I was really lucky in West Australian Ballet too. We had a ‘young choreographer’s night’, and the director asked to put my piece in the main-stage program. And this also happened when the director changed. I think maybe that’s also why he liked me, I was resourceful. When I went to Europe, I made a lot of ballets there in Belgium as well, I won a prize for a piece in the Helsinki ballet competition, I also worked with music artists for MTV, and I was invited back to West Australian Ballet to create there too.”
While choreography is David’s main passion, it’s is a very challenging life. But teaching has, in a way, opened up the door for David to move from being a dancer to a ballet master while also freeing him up considerably to take on extra choreographic projects around the world.

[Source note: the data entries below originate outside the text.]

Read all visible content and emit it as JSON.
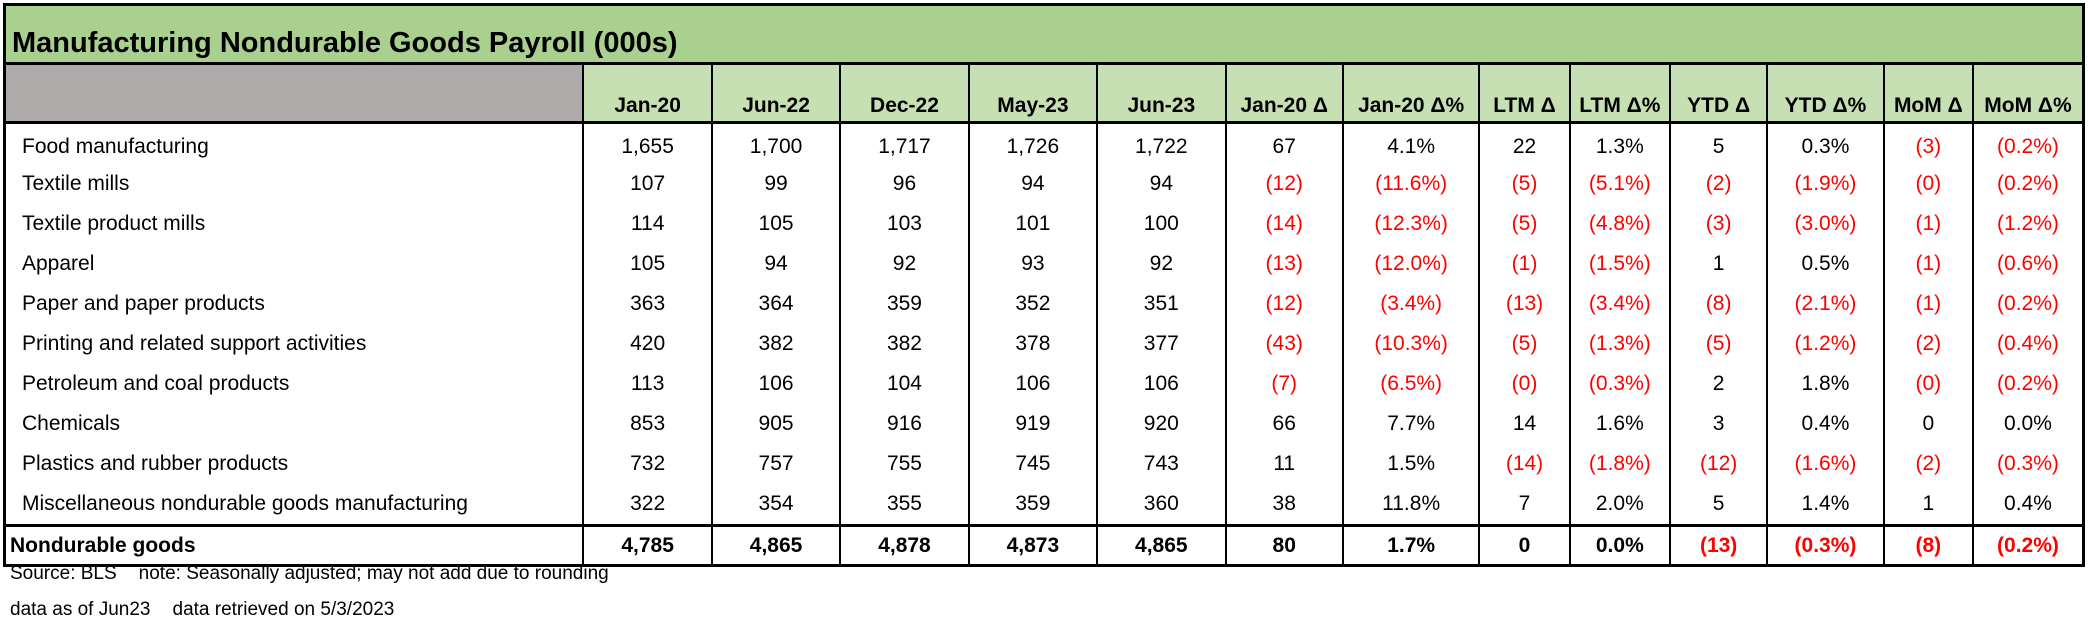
{
  "title": "Manufacturing Nondurable Goods Payroll (000s)",
  "columns": [
    "Jan-20",
    "Jun-22",
    "Dec-22",
    "May-23",
    "Jun-23",
    "Jan-20 Δ",
    "Jan-20 Δ%",
    "LTM Δ",
    "LTM Δ%",
    "YTD Δ",
    "YTD Δ%",
    "MoM Δ",
    "MoM Δ%"
  ],
  "rows": [
    {
      "label": "Food manufacturing",
      "values": [
        "1,655",
        "1,700",
        "1,717",
        "1,726",
        "1,722",
        "67",
        "4.1%",
        "22",
        "1.3%",
        "5",
        "0.3%",
        "(3)",
        "(0.2%)"
      ]
    },
    {
      "label": "Textile mills",
      "values": [
        "107",
        "99",
        "96",
        "94",
        "94",
        "(12)",
        "(11.6%)",
        "(5)",
        "(5.1%)",
        "(2)",
        "(1.9%)",
        "(0)",
        "(0.2%)"
      ]
    },
    {
      "label": "Textile product mills",
      "values": [
        "114",
        "105",
        "103",
        "101",
        "100",
        "(14)",
        "(12.3%)",
        "(5)",
        "(4.8%)",
        "(3)",
        "(3.0%)",
        "(1)",
        "(1.2%)"
      ]
    },
    {
      "label": "Apparel",
      "values": [
        "105",
        "94",
        "92",
        "93",
        "92",
        "(13)",
        "(12.0%)",
        "(1)",
        "(1.5%)",
        "1",
        "0.5%",
        "(1)",
        "(0.6%)"
      ]
    },
    {
      "label": "Paper and paper products",
      "values": [
        "363",
        "364",
        "359",
        "352",
        "351",
        "(12)",
        "(3.4%)",
        "(13)",
        "(3.4%)",
        "(8)",
        "(2.1%)",
        "(1)",
        "(0.2%)"
      ]
    },
    {
      "label": "Printing and related support activities",
      "values": [
        "420",
        "382",
        "382",
        "378",
        "377",
        "(43)",
        "(10.3%)",
        "(5)",
        "(1.3%)",
        "(5)",
        "(1.2%)",
        "(2)",
        "(0.4%)"
      ]
    },
    {
      "label": "Petroleum and coal products",
      "values": [
        "113",
        "106",
        "104",
        "106",
        "106",
        "(7)",
        "(6.5%)",
        "(0)",
        "(0.3%)",
        "2",
        "1.8%",
        "(0)",
        "(0.2%)"
      ]
    },
    {
      "label": "Chemicals",
      "values": [
        "853",
        "905",
        "916",
        "919",
        "920",
        "66",
        "7.7%",
        "14",
        "1.6%",
        "3",
        "0.4%",
        "0",
        "0.0%"
      ]
    },
    {
      "label": "Plastics and rubber products",
      "values": [
        "732",
        "757",
        "755",
        "745",
        "743",
        "11",
        "1.5%",
        "(14)",
        "(1.8%)",
        "(12)",
        "(1.6%)",
        "(2)",
        "(0.3%)"
      ]
    },
    {
      "label": "Miscellaneous nondurable goods manufacturing",
      "values": [
        "322",
        "354",
        "355",
        "359",
        "360",
        "38",
        "11.8%",
        "7",
        "2.0%",
        "5",
        "1.4%",
        "1",
        "0.4%"
      ]
    }
  ],
  "total": {
    "label": "Nondurable goods",
    "values": [
      "4,785",
      "4,865",
      "4,878",
      "4,873",
      "4,865",
      "80",
      "1.7%",
      "0",
      "0.0%",
      "(13)",
      "(0.3%)",
      "(8)",
      "(0.2%)"
    ]
  },
  "footer": {
    "source": "Source: BLS",
    "note": "note: Seasonally adjusted; may not add due to rounding",
    "data_as_of": "data as of Jun23",
    "retrieved": "data retrieved on 5/3/2023"
  },
  "colors": {
    "title_bg": "#a9d08e",
    "header_bg": "#c6e0b4",
    "blank_header_bg": "#aeaaaa",
    "negative": "#ff0000"
  }
}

“Being a choreographer is tricky. In this day and age, there are so many choreographers out there. I don’t see the reality of living off of that, at least not in order to have a good and decent life. But I’ve discovered through my injuries and such, I love giving class, love helping dancers reach their potential. So even though I thought I would never do this job, I want to be a ballet master.”
As David said, class is a constant, an everyday part of a ballerina’s job. And due to its faithful presence, it has a lot of power in our career and lives. When a teacher understands the value of what he does and puts so much thought and intentionality into that class, as David does, the artists are bound to be transformed in the process. I think many dancers would have missed out on so much had David not made this incredible journey and discovery about himself.